By Octave Aubry; Arthur Livingston | Go to book overview

CHAPTER VII
Napoleon III

DURING THE NIGHT OF DECEMBER 1, 1852, SENATORS, COUNCILLORS of state, deputies, escorted by cavalry bearing torches, set out in a procession of carriages to hail the Emperor at Saint-Cloud. Billaut made a speech on the theme, " France places herself in your hands." Louis Napoleon replied with the decorum characteristic of his utterances at this period. He appealed to all parties and factions and voiced oneness of interest with the former dynasties. His one wish was to represent the country, and all the country.

"Help me, gentlemen," he pleaded, in a voice husky with emotion, "help me to set up a stable government which shall rest on piety, probity, justice, love for the suffering masses."

The next day was the triple anniversary of Austerlitz, of Napoleon's coronation and of Louis Napoleon's coup d'état.
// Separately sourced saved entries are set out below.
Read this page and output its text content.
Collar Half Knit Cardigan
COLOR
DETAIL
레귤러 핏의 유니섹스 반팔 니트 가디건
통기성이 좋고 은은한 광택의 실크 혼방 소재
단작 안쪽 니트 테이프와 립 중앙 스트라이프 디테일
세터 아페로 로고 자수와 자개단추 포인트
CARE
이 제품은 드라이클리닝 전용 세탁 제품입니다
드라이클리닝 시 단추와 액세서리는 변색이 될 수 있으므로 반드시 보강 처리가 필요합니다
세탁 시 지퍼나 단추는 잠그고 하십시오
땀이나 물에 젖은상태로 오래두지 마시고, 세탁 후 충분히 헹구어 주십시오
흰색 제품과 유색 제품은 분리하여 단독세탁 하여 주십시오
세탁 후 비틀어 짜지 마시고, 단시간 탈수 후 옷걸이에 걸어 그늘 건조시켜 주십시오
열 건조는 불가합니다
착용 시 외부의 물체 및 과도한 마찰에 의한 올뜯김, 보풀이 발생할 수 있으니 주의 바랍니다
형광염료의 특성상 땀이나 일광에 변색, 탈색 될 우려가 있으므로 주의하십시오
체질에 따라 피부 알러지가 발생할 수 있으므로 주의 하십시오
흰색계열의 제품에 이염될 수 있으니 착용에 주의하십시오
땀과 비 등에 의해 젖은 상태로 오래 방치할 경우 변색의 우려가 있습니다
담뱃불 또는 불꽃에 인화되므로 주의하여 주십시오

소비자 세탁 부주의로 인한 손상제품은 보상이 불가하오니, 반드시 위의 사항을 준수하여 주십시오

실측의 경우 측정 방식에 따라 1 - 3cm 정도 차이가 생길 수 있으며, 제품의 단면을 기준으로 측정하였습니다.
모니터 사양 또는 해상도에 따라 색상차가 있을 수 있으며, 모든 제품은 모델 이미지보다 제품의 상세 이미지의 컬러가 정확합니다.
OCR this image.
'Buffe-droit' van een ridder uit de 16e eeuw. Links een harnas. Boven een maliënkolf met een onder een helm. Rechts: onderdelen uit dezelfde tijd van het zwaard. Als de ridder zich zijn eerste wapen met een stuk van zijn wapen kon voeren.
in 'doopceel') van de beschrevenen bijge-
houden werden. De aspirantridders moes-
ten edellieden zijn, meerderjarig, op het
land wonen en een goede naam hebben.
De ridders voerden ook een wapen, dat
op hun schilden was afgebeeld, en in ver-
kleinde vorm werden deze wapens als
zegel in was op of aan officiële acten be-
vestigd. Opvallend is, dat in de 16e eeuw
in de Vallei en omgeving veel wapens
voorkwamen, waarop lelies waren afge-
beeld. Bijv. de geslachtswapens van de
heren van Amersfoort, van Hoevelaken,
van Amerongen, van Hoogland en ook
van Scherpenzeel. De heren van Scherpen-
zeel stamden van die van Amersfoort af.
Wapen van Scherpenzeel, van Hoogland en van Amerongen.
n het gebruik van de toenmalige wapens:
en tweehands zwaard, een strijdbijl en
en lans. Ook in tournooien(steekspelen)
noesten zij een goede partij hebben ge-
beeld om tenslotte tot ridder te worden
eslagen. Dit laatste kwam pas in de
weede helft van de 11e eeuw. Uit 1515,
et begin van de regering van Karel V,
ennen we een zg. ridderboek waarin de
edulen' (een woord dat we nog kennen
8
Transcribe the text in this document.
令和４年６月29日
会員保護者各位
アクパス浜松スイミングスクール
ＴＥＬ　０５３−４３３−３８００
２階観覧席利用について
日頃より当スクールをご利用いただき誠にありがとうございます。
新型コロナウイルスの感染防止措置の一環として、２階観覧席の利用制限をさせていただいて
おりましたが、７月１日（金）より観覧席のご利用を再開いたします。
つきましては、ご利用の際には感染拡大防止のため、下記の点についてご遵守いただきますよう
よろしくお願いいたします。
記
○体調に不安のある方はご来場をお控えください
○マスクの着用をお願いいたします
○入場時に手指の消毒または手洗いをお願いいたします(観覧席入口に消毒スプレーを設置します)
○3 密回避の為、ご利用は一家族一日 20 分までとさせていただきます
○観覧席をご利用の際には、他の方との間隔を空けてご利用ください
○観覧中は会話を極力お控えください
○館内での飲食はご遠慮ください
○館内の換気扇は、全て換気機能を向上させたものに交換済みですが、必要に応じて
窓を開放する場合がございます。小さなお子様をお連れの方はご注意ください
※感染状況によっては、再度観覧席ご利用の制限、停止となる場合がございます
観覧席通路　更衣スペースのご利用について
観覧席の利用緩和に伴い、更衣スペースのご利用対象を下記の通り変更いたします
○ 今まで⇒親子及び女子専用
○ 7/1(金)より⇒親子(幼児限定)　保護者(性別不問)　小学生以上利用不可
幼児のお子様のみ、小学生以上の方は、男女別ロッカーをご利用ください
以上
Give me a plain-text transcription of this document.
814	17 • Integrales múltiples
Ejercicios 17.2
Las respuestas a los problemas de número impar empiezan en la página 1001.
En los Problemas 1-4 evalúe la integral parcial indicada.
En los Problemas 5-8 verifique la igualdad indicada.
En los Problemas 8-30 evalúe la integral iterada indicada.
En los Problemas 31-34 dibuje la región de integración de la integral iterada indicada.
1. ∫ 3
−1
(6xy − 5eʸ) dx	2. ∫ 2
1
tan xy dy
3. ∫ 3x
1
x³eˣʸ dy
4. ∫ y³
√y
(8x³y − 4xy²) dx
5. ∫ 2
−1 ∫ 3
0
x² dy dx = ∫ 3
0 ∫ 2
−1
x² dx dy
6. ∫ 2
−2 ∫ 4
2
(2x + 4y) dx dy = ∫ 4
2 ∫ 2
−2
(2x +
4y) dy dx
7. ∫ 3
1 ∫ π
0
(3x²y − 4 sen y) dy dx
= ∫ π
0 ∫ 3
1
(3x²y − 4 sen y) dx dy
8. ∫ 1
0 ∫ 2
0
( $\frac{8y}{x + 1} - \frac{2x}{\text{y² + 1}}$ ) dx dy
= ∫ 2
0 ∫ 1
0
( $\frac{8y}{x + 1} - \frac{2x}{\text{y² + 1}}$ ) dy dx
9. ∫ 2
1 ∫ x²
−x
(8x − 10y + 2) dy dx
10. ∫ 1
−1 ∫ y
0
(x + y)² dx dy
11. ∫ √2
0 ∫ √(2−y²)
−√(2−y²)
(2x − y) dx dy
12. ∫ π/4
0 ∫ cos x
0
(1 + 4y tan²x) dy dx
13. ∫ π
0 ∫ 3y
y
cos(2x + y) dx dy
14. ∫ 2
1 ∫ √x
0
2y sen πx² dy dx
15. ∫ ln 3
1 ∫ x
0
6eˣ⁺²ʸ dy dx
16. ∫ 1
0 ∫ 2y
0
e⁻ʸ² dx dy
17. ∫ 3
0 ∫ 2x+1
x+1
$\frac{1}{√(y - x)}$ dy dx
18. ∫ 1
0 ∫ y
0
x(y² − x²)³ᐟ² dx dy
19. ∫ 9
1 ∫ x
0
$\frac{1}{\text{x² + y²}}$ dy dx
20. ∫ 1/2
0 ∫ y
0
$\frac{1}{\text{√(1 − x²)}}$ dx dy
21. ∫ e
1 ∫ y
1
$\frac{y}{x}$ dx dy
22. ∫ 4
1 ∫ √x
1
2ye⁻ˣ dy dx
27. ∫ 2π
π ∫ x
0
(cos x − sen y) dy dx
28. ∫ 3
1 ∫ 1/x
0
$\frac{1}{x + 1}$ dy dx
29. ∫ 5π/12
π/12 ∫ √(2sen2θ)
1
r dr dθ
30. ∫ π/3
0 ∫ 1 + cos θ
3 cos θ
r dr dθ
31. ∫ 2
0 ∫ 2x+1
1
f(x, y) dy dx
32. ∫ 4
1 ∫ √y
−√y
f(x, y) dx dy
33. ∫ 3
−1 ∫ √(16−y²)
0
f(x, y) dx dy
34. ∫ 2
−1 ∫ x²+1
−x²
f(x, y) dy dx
The Emperor entered Paris in all solemnity. He threaded the Arch at l'Etoile, riding between Saint-Arnaud and Persigny. The troops lining the Carrousel welcomed him with unrestrained huzzahs. After all the restoration of the Empire was in a very special way a triumph for the army too. In spite of successes in Algeria the soldiers were still under the depression of Waterloo. Now like horses whinnying at the sound of the trumpet, they raised their heads joyously towards the gleaming eagle, which, as of yore in the days of the Other One, tipped their new battle-flags.

Returning to the Tuileries the Emperor found a gold-braided crowd fawning in homage about him. Bees and crowned N's had reappeared everywhere, on walls, on upholstery, on rugs and tapestries. Twirling the points of his mustache which was sweeping broader and broader, he walked straight ahead, slowly, his eyes halfclosed, his face brightened with just the suggestion of a smile.